• How Mongolia’s rollercoaster economy could be about to take off
    http://www.ibtimes.co.uk/how-mongolias-rollercoaster-economy-could-be-about-take-off-1510147

    There’s a feeling of Mongolia being open for business again,” says Peter Morley of specialist emerging-markets communications consultancy EM.

    The key word here is ’again’. Mongolia was one of those hot markets that everyone wanted a piece of, but people ended up disappointed.

    Richard Adley, co-CEO of investment bank First Frontier, cautions that portfolio investment will lag with no arrangements yet for prospective investors to set themselves up with a global custodian.

    Adley’s company considers Mongolia a “pre-frontier” market, one step behind Vietnam and Bangladesh.

    Corruption is an unquantifiable problem. Gordon Turley of Mott MacDonald says it is “much better than it was” and that “we haven’t encountered it”.
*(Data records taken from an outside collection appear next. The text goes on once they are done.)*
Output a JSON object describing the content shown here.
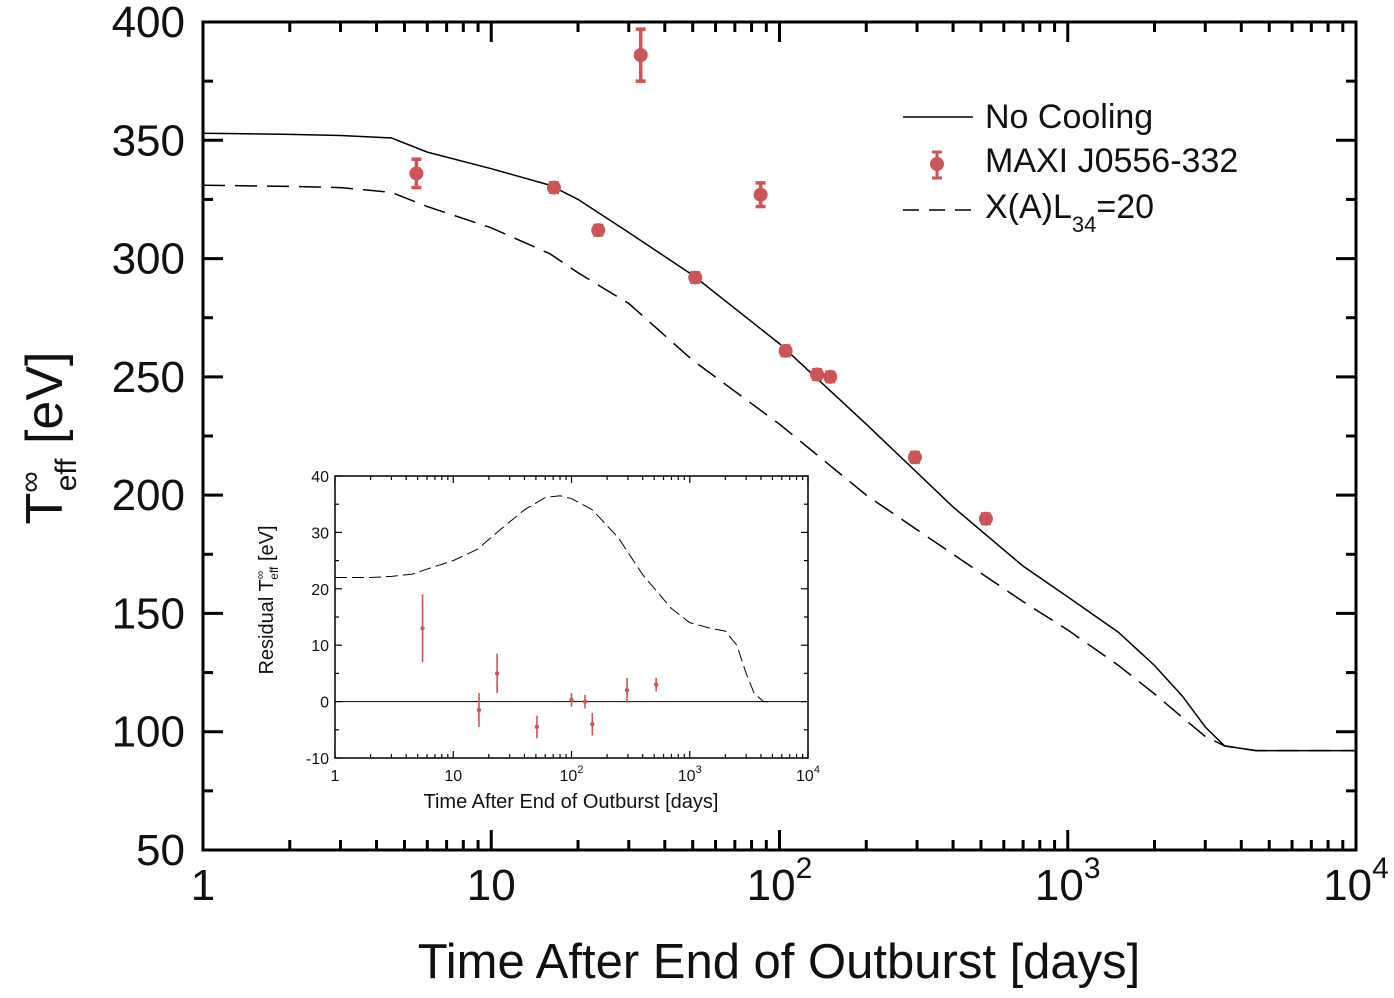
{
  "chart_data": [
    {
      "type": "line",
      "name": "main-panel",
      "xscale": "log",
      "xlim": [
        1,
        10000
      ],
      "ylim": [
        50,
        400
      ],
      "xlabel": "Time After End of Outburst [days]",
      "ylabel": {
        "main": "T",
        "sup": "∞",
        "sub": "eff",
        "unit": " [eV]"
      },
      "xticks": [
        {
          "value": 1,
          "base": "1",
          "exp": ""
        },
        {
          "value": 10,
          "base": "10",
          "exp": ""
        },
        {
          "value": 100,
          "base": "10",
          "exp": "2"
        },
        {
          "value": 1000,
          "base": "10",
          "exp": "3"
        },
        {
          "value": 10000,
          "base": "10",
          "exp": "4"
        }
      ],
      "yticks": [
        50,
        100,
        150,
        200,
        250,
        300,
        350,
        400
      ],
      "legend": {
        "position": "top-right",
        "entries": [
          {
            "label": "No Cooling",
            "style": "solid"
          },
          {
            "label": "MAXI J0556-332",
            "style": "marker"
          },
          {
            "label": "X(A)L",
            "sub": "34",
            "suffix": "=20",
            "style": "dashed"
          }
        ]
      },
      "series": [
        {
          "name": "No Cooling",
          "style": "solid",
          "color": "#000000",
          "points": [
            [
              1,
              353
            ],
            [
              2,
              352.5
            ],
            [
              3,
              352
            ],
            [
              4.5,
              351
            ],
            [
              6,
              345
            ],
            [
              10,
              338
            ],
            [
              16,
              331
            ],
            [
              20,
              325
            ],
            [
              30,
              311
            ],
            [
              50,
              293
            ],
            [
              100,
              264
            ],
            [
              200,
              230
            ],
            [
              400,
              195
            ],
            [
              700,
              170
            ],
            [
              1000,
              157
            ],
            [
              1500,
              142
            ],
            [
              2000,
              128
            ],
            [
              2500,
              115
            ],
            [
              3000,
              102
            ],
            [
              3500,
              94
            ],
            [
              4500,
              92
            ],
            [
              10000,
              92
            ]
          ]
        },
        {
          "name": "X(A)L34=20",
          "style": "dashed",
          "color": "#000000",
          "points": [
            [
              1,
              331
            ],
            [
              2,
              330.5
            ],
            [
              3,
              330
            ],
            [
              4.5,
              328
            ],
            [
              6,
              322
            ],
            [
              10,
              313
            ],
            [
              16,
              302
            ],
            [
              20,
              294
            ],
            [
              30,
              281
            ],
            [
              50,
              257
            ],
            [
              100,
              230
            ],
            [
              200,
              200
            ],
            [
              400,
              175
            ],
            [
              700,
              155
            ],
            [
              1000,
              143
            ],
            [
              1500,
              128
            ],
            [
              2000,
              116
            ],
            [
              2500,
              106
            ],
            [
              3000,
              98
            ],
            [
              3500,
              94
            ],
            [
              4500,
              92
            ],
            [
              10000,
              92
            ]
          ]
        },
        {
          "name": "MAXI J0556-332",
          "style": "marker",
          "color": "#cc5555",
          "points": [
            {
              "x": 5.5,
              "y": 336,
              "err": 6
            },
            {
              "x": 16.5,
              "y": 330,
              "err": 2
            },
            {
              "x": 23.5,
              "y": 312,
              "err": 2
            },
            {
              "x": 33,
              "y": 386,
              "err": 11
            },
            {
              "x": 51,
              "y": 292,
              "err": 2
            },
            {
              "x": 86,
              "y": 327,
              "err": 5
            },
            {
              "x": 105,
              "y": 261,
              "err": 2
            },
            {
              "x": 135,
              "y": 251,
              "err": 2
            },
            {
              "x": 150,
              "y": 250,
              "err": 2
            },
            {
              "x": 295,
              "y": 216,
              "err": 2
            },
            {
              "x": 520,
              "y": 190,
              "err": 2
            }
          ]
        }
      ]
    },
    {
      "type": "line",
      "name": "inset-residuals",
      "xscale": "log",
      "xlim": [
        1,
        10000
      ],
      "ylim": [
        -10,
        40
      ],
      "xlabel": "Time After End of Outburst [days]",
      "ylabel": {
        "main": "Residual T",
        "sup": "∞",
        "sub": "eff",
        "unit": " [eV]"
      },
      "xticks": [
        {
          "value": 1,
          "base": "1",
          "exp": ""
        },
        {
          "value": 10,
          "base": "10",
          "exp": ""
        },
        {
          "value": 100,
          "base": "10",
          "exp": "2"
        },
        {
          "value": 1000,
          "base": "10",
          "exp": "3"
        },
        {
          "value": 10000,
          "base": "10",
          "exp": "4"
        }
      ],
      "yticks": [
        -10,
        0,
        10,
        20,
        30,
        40
      ],
      "series": [
        {
          "name": "zero-line",
          "style": "solid",
          "color": "#000000",
          "points": [
            [
              1,
              0
            ],
            [
              10000,
              0
            ]
          ]
        },
        {
          "name": "difference",
          "style": "dashed",
          "color": "#000000",
          "points": [
            [
              1,
              22
            ],
            [
              2,
              22
            ],
            [
              3,
              22.2
            ],
            [
              4.5,
              22.6
            ],
            [
              6,
              23.5
            ],
            [
              10,
              25
            ],
            [
              16,
              27
            ],
            [
              25,
              30.5
            ],
            [
              40,
              34
            ],
            [
              60,
              36.2
            ],
            [
              80,
              36.5
            ],
            [
              100,
              36
            ],
            [
              150,
              34
            ],
            [
              250,
              29
            ],
            [
              400,
              22.5
            ],
            [
              700,
              16.5
            ],
            [
              1000,
              14
            ],
            [
              1500,
              13
            ],
            [
              2000,
              12.5
            ],
            [
              2500,
              10
            ],
            [
              3000,
              5
            ],
            [
              3500,
              1.5
            ],
            [
              4200,
              0
            ],
            [
              5000,
              0
            ]
          ]
        },
        {
          "name": "residual-points",
          "style": "marker",
          "color": "#cc5555",
          "points": [
            {
              "x": 5.5,
              "y": 13,
              "err": 6
            },
            {
              "x": 16.5,
              "y": -1.5,
              "err": 3
            },
            {
              "x": 23.5,
              "y": 5,
              "err": 3.5
            },
            {
              "x": 51,
              "y": -4.5,
              "err": 2
            },
            {
              "x": 100,
              "y": 0.3,
              "err": 1.2
            },
            {
              "x": 130,
              "y": 0,
              "err": 1.2
            },
            {
              "x": 150,
              "y": -4,
              "err": 2
            },
            {
              "x": 295,
              "y": 2,
              "err": 2.2
            },
            {
              "x": 520,
              "y": 3,
              "err": 1.2
            }
          ]
        }
      ]
    }
  ]
}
    Bataa Tserenbat of the Mongolian Association in London believes it is growing. He said: “I can’t blame people who take money out – the system will have to change”.

    There are stories of parochial misdeeds such as the building in Ulaanbaatar seized because the developer committed a planning infringement and bought at auction by an official with planning responsibilities; of huge alleged scandals such as the belief Mongolia sells its coal to the Chinese at an uncommercial rate.

    Then there are anomalies such as the duplication resulting in 54 power stations for three million people.